1. Field of the Invention
This invention relates to a method of manufacturing a miniaturized multilayer ceramic capacitor having high capacitance.
2. Description of the Prior Art:
Recently, as a result of the development of large-scale integration techniques for such devices as IC, LSI and so forth, high-density packaging of electronic components with respect to a circuit substrate has been pursued at a rapid pace so that there have been ever-increasing demands for miniaturized, high capacitance type electronic components such as capacitors to be used in peripheral circuits for integrated circuits.
It is multilayer ceramic capacitors that can most effectively satisfy the above-mentioned demands. Multilayer ceramic capacitors comprise thin dielectric layers which are superimposed upon each other so that increased effective electrode areas can be realized and an increased electrostatic capacitance per unit area can be achieved; thus such capacitors have a reduced size and an increased capacitance.
A promising method of making multilayer ceramic capacitors was proposed by Waku, NTT Special Report, No. 28 (1975) and Yamaoka et al, Advances in Ceramics, Vol. 1, (1981) pp. 232-241). The proposed method comprises the steps of burning a semiconductor ceramic disk the base material of which may be BaTiO.sub.3 or SrTiO.sub.3, for example; applying an insulating additive such as, for example, CuO or Bi.sub.2 O.sub.3 onto the burned semiconductor ceramic disk and then subjecting the disk to a heat treatment to cause the insulating additive to be thermally diffused into the grain boundaries of the semiconductor ceramics, thereby forming a boundary layer structure wherein only the grain boundary portions are insulated; and attaching metal electrodes to the disk. Such a method may be referred to as "solid-phase boundary-layer method" which is adapted to produce capacitors by utilizing an apparent relative permittivity in the range of about 10,000-50,000. However, the conventional method mentioned just above is only applicable in an attempt to produce products of the so-called veneer type and is unable to meet the needs of the times in that it has only a limited capability of achieving capacitors of a reduced size and an increased capacitance.
In view of what has been mentioned above with respect to the prior art, the inventors have made an extensive study in an attempt to achieve a capacitor which is miniaturized and yet of a high capacitance, by taking into account of the advantages of the conventional "solid-phase boundary-layer method", and in the course of the study, have considered fabricating a multilayer capacitor in the form of a solid-phase boundary-layer structure for achieving a ceramic capacitor of a reduced size and an increased capacitance. More specifically, the inventors have considered the possibility that such a capacitor may be achieved by a process which comprises the steps of providing a layer-built structure including ten to several ten layers superimposed upon each other, each of the layers being constituted by a semiconductor ceramics film which may be made of BaTiO.sub.3, for example, as mentioned above and having metal paste applied thereon which serves as an electrode; pressing the layer-built structure; and thereafter sintering the superimposed semiconductor ceramics films and metal paste at the same time. Heretofore, however, it has never been thought of to form such a layer-built structure on the basis of the aforementioned conventional solid-phase boundary-layer method. This is because in the conventional solid-phase boundary-layer method, a grain boundary insulating additive is previously applied to the layer-built structure and then such structure is subjected to a heat treatment so that the additive is thermally diffused into the grain boundaries of the semiconductor ceramics; thus if a layer-built structure such as mentioned above is prepared and if it is attempted to cause the insulating additive supplied thereto to be thermally diffused in the grain boundaries of the semiconductor ceramics constituting the layer-built structure, the below-mentioned difficulties are experienced when the insulating additive is applied and thermally diffused.

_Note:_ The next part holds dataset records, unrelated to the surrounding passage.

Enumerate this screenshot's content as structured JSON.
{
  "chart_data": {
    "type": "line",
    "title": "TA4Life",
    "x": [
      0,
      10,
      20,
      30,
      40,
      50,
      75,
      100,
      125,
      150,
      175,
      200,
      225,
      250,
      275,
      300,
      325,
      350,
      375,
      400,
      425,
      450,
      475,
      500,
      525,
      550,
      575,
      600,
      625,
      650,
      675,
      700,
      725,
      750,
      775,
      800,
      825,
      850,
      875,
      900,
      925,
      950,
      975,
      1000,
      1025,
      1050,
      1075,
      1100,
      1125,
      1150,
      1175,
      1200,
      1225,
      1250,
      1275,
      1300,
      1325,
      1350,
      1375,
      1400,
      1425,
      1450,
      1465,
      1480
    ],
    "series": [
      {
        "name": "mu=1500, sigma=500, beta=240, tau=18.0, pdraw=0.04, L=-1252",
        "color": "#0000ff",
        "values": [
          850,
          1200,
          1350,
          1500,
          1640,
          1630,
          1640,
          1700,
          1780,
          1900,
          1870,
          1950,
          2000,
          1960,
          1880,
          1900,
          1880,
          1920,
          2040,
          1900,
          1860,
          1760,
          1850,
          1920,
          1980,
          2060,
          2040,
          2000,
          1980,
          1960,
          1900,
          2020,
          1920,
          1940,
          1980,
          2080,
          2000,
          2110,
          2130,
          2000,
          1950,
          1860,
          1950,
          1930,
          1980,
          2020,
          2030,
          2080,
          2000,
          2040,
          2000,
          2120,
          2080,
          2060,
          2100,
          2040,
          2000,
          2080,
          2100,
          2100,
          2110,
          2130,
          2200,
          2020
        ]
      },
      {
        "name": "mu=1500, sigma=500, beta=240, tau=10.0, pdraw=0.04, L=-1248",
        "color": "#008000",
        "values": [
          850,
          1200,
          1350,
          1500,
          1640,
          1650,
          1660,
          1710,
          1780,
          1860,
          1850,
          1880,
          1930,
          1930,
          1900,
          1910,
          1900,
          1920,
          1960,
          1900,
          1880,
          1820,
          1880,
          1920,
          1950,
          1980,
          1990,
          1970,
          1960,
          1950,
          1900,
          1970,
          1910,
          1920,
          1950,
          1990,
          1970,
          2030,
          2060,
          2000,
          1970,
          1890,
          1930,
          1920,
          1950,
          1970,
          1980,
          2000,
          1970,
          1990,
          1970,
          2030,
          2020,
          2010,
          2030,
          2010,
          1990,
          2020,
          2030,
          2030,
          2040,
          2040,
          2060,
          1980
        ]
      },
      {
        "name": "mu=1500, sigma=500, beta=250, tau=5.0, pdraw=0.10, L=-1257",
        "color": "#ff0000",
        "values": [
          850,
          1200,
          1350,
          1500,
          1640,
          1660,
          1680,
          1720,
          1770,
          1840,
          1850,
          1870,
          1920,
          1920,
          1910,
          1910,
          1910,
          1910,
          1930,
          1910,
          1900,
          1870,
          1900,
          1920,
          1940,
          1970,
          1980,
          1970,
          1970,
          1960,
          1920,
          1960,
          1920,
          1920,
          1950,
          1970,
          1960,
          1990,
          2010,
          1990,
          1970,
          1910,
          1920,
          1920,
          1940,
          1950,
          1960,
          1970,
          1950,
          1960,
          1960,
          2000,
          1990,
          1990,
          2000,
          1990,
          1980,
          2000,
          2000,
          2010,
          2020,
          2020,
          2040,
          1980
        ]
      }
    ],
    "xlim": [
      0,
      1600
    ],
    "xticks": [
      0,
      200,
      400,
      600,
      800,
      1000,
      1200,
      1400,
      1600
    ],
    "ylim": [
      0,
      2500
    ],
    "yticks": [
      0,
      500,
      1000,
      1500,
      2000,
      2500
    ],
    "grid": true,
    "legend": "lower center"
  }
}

In the case where PbO or Bi.sub.2 O.sub.3 is applied as the insulating additive as in the prior art, there is the tendency that the insulating additive is caused to react with Pd, Pd-Ag or the like, which was used for inner electrodes, at a temperature at which a heat treament for thermal diffusion of the insulating additive is effected, so that the inner electrodes may be damaged. Thus, PbO or Bi.sub.2 O.sub.3 was unsuitable for use as insulating additive for layer-built ceramic structure.
In the case where CuO is used as the insulating additive, no reaction with the inner electrodes is caused so that such electrodes are prevented from being subjected to such damages as mentioned above. With a structure wherein CuO is directly applied onto a body of ceramics and thermally diffused therein, however, remarkable dispersions occurred in the dielectric characteristics thereof so that uniform insulation of the grain boundaries in the ceramic body could hardly be achieved.